GCC economic growth is expected to pick up gradually between now and 2019, but oil production cuts continue to weigh on recovery, according to a World Bank report. Growth will rise from around 1.3 percent in 2017 to 2.6 percent in 2019, the World Bank projects in the first edition of its new Gulf Economic Monitor, to be produced half-yearly.
The report indicates that, although growth in the non-oil sector has bottomed out, overall growth will remain weighed down by oil production cuts. Regional fiscal and current account balances are expected to improve, but they are unlikely to return to pre-2014 double-digit surpluses, and the contribution from net exports to growth is expected to remain small over the short-to-medium term.
Geopolitical developments in the region continue to bring downside risks, while OPEC’s production cuts could also be undercut by quick-acting non-conventional energy producers in North America, the World Bank said.
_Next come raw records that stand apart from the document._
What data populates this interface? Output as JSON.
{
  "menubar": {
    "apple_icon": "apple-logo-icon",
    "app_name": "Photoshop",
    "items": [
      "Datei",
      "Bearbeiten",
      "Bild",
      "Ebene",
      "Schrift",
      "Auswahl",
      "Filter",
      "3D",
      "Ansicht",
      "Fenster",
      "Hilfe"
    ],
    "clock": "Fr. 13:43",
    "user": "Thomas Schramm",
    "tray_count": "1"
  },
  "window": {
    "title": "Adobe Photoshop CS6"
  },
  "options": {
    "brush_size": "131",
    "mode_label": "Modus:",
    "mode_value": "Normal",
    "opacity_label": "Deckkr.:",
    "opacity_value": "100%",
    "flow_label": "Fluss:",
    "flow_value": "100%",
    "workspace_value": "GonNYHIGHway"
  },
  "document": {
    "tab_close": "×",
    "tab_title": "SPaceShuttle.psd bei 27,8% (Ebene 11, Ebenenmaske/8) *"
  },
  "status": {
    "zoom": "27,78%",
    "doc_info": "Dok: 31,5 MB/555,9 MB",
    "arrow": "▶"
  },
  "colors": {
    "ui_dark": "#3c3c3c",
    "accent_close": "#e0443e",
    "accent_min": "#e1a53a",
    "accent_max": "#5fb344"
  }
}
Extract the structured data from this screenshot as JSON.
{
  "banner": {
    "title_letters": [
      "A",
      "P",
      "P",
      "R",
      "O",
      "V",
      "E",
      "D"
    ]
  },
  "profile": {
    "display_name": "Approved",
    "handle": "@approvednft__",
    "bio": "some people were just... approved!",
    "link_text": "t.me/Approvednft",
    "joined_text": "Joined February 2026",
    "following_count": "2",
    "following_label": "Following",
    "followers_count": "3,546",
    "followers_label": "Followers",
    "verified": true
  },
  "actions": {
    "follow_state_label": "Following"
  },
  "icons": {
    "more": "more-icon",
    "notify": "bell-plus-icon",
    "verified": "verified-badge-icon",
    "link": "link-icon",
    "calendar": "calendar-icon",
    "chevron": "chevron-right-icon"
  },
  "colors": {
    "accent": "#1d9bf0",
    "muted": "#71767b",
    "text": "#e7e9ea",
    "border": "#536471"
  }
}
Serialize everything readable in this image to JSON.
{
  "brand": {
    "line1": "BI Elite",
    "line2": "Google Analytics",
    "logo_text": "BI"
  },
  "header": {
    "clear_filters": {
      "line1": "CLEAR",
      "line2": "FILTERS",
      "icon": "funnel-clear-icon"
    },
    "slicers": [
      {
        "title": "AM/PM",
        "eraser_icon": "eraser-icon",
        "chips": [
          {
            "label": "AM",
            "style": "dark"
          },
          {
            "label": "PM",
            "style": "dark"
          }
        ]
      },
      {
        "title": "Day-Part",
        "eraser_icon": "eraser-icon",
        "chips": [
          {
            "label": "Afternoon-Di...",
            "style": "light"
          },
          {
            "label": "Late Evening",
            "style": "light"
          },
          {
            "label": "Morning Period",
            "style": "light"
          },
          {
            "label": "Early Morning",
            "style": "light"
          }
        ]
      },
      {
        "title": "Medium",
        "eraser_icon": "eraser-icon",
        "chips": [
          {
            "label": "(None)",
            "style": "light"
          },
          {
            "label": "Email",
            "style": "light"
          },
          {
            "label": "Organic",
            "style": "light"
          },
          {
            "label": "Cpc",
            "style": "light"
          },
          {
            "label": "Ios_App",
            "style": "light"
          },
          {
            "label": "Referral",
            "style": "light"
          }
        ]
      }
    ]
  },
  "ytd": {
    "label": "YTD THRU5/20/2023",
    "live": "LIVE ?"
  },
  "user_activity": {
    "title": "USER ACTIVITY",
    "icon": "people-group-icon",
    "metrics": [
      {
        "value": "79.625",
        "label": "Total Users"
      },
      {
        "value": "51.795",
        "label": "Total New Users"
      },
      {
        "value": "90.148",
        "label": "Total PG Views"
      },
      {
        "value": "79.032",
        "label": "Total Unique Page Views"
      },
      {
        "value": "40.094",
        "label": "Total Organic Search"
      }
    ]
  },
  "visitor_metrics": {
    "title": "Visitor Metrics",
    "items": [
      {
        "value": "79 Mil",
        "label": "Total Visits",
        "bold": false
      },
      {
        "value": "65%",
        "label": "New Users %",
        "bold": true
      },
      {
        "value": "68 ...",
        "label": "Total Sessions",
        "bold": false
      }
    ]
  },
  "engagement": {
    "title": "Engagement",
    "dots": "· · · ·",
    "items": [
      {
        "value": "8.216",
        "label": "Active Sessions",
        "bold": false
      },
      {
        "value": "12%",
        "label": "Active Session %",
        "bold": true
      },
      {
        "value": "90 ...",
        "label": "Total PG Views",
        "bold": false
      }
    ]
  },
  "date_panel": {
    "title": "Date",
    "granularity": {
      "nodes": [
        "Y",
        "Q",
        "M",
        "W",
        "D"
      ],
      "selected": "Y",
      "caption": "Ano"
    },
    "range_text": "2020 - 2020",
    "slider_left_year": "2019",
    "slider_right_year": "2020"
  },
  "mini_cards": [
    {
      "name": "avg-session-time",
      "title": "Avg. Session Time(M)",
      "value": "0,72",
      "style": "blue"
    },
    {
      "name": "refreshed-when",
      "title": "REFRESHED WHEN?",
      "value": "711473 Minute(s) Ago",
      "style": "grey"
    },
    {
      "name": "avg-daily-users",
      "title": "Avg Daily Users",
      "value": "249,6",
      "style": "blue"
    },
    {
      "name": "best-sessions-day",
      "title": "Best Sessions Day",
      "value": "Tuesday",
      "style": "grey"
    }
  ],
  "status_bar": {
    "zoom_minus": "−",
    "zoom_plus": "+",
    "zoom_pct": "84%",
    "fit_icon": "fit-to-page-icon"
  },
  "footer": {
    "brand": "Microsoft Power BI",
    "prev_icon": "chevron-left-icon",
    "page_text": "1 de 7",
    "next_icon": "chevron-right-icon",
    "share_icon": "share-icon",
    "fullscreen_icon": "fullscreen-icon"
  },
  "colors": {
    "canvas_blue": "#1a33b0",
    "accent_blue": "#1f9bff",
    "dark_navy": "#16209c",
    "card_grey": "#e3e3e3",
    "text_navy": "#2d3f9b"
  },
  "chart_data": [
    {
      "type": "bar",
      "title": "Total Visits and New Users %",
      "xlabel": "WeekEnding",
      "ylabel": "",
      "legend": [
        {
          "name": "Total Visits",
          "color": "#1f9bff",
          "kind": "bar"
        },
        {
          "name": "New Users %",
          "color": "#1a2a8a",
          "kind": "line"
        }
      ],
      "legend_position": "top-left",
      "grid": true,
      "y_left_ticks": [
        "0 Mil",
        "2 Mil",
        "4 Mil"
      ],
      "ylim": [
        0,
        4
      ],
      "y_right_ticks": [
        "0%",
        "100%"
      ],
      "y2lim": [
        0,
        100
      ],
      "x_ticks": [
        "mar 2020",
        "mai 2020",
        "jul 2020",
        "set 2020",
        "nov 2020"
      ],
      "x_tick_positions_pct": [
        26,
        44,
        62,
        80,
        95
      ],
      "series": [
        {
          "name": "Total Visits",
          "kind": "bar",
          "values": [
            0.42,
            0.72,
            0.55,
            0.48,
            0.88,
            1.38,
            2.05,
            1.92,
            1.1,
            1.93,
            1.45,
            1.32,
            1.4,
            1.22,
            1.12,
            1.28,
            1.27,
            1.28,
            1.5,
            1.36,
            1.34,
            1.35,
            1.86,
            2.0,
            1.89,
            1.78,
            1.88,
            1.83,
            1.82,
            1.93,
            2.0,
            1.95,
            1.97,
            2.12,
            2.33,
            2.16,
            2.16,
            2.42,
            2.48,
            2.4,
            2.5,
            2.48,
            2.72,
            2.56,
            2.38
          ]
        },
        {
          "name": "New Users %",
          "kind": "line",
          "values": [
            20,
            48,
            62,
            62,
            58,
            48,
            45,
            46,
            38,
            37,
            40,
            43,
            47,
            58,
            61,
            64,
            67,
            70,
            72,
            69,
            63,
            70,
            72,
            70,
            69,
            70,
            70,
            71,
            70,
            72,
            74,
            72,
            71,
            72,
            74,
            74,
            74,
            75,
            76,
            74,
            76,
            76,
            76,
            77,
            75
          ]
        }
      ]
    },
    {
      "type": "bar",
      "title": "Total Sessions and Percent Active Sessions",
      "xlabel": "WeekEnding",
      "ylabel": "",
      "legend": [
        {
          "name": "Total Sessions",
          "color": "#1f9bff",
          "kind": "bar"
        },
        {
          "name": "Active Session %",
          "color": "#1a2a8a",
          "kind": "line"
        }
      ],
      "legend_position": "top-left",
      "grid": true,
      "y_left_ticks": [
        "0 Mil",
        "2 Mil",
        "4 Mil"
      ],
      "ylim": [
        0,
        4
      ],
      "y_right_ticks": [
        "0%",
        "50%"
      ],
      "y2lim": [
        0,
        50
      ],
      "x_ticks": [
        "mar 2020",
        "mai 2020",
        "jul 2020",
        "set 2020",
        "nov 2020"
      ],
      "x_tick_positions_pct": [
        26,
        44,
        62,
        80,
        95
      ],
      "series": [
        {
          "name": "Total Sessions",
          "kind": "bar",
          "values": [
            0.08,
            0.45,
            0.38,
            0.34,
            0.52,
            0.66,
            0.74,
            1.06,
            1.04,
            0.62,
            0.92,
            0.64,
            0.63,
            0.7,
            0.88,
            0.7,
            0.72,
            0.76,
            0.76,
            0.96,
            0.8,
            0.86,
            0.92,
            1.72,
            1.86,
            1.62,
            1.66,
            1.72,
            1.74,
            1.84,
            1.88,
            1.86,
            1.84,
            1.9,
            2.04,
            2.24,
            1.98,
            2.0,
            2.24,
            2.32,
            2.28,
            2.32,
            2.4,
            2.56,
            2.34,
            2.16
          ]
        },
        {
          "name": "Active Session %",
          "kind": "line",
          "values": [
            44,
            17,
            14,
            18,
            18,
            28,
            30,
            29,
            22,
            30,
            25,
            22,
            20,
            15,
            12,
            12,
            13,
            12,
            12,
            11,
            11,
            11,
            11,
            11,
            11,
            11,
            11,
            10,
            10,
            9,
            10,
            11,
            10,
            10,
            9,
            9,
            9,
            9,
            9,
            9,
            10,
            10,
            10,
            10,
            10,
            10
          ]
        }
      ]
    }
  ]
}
Still, oil prices are set to stabilise at close to current levels and the pace of fiscal austerity is slowing. With wider economic reforms planned in the region, spending and sentiment in the non-oil sector will continue to lift over the coming 18 months, according to the report. Implementing these long-term, “multi-dimensional” fiscal policy and institutional reforms (such as the planned introduction of value-added tax, or VAT) should be the focus for GCC governments, the World Bank urged, as budgetary pressures lessen.
Nadir Mohammed, country director for the GCC at the World Bank, said: “The green shoots of recovery are cropping up, helped by the recovery in global energy prices over the past year. “That’s good for public finances across the region, and providing space to governments to focus on long term challenges.”